¿A qué me refiero? Hablo, específicamente, de un problema: la reducción que se viene de demanda de trabajos calificados, debida a la expansión de la robótica y de la computación, aunada, siempre, la revolución en las comunicaciones.
El Financial Times de esta semana publica un artículo de fondo basado en el análisis de un libro de Erik Brynjolfsson y Andrew McAffee del MIT, acerca de la Segunda era de la máquina
, que refiere el impacto que viene de las nuevas máquinas provistas de inteligencia artificial, que están ya comenzando a transformar la economía del planeta. Estas nuevas máquinas, aunadas a la revolución en los sistemas de comunicación, de computación y de almacenamiento de datos, tienen la potencialidad de desplazar el trabajo especializado de manera parecida y paralela a los efectos de desplazamiento que tuvo la primera era de la máquina sobre el trabajo manual.

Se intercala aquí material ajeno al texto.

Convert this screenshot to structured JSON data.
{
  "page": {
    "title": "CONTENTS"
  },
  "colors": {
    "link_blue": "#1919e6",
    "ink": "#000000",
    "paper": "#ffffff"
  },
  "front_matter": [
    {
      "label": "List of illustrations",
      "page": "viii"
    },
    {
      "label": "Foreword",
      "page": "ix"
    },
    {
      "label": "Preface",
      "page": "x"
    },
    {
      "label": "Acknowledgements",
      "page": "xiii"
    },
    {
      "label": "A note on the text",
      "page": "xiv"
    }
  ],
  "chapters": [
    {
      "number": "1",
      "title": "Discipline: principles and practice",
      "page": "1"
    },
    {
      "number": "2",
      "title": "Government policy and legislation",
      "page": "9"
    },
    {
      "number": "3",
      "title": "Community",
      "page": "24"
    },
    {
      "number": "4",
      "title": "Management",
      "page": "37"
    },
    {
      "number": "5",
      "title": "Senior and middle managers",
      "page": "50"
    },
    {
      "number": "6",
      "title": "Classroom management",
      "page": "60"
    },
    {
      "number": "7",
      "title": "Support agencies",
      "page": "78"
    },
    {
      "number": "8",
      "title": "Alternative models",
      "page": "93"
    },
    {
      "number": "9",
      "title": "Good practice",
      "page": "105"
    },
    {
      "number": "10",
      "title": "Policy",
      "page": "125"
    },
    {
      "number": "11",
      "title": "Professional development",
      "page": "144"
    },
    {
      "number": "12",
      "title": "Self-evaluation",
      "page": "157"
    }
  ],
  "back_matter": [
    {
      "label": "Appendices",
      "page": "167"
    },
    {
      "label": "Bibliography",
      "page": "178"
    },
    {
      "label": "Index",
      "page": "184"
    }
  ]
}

O sea que estamos ante un posible desastre, o al menos frente a un profundo descalabro para el empleo tradicional en las clases medias.
Se trata de una amenaza muy real, que requeriría discusión pública a escalas local, nacional e internacional, y de una reacción ordenada y organizada, a partir de la discusión de los datos. Pero en tanto se va organizando una discusión así –que seguramente tardará porque las implicaciones de esta nueva revolución industrial están todavía en puertas–, importaría orientar el debate educativo a una realidad distinta de la que imaginan hasta ahora nuestros educadores, planeadores y políticos.
El precepto de la reforma educativa actual es que hay que mejorar la calidad educativa; mejorar las competencias para ingresar mejor al mercado laboral. Esta conclusión es válida e importante en muchos aspectos. Mejorar competencias –la capacidad de los estudiantes– es fundamental. Que el alumno aprenda a leer y escribir muy bien, que haya leído algunos libros, revistas y periódicos, y que tenga capacidad de razonamiento matemático y una cultura científica y humanística básica. Todo eso importa, y muchísimo, para la construcción cabal de los jóvenes como personas con un potencial abierto a la vida, potencial que es siempre desconocido, y siempre sorprendente. Ningún maestro o tecnócrata o político debe obstruir el paso a la creatividad de las nuevas generaciones, sino, al contrario, hacer todo por potenciar esa creatividad.
Además, la competencia es un valor independientemente del estado de nuestra tecnología. Vivimos en sociedades complejas, con una división igual del trabajo: necesitamos muchas competencias. Que los médicos sepan medicina, que los plomeros entiendan de materiales y de hidráulica, que los maestros conozcan su materia, etcétera. Ser competente es, al final, un valor en sí mismo. Por eso las competencias se justifican más allá de la competencia
en el mercado laboral, y por eso es un error oponerse cerradamente a la competencia, siempre y cuando ésta se entienda como cualidad de ser competente, y no como actitud antisocial.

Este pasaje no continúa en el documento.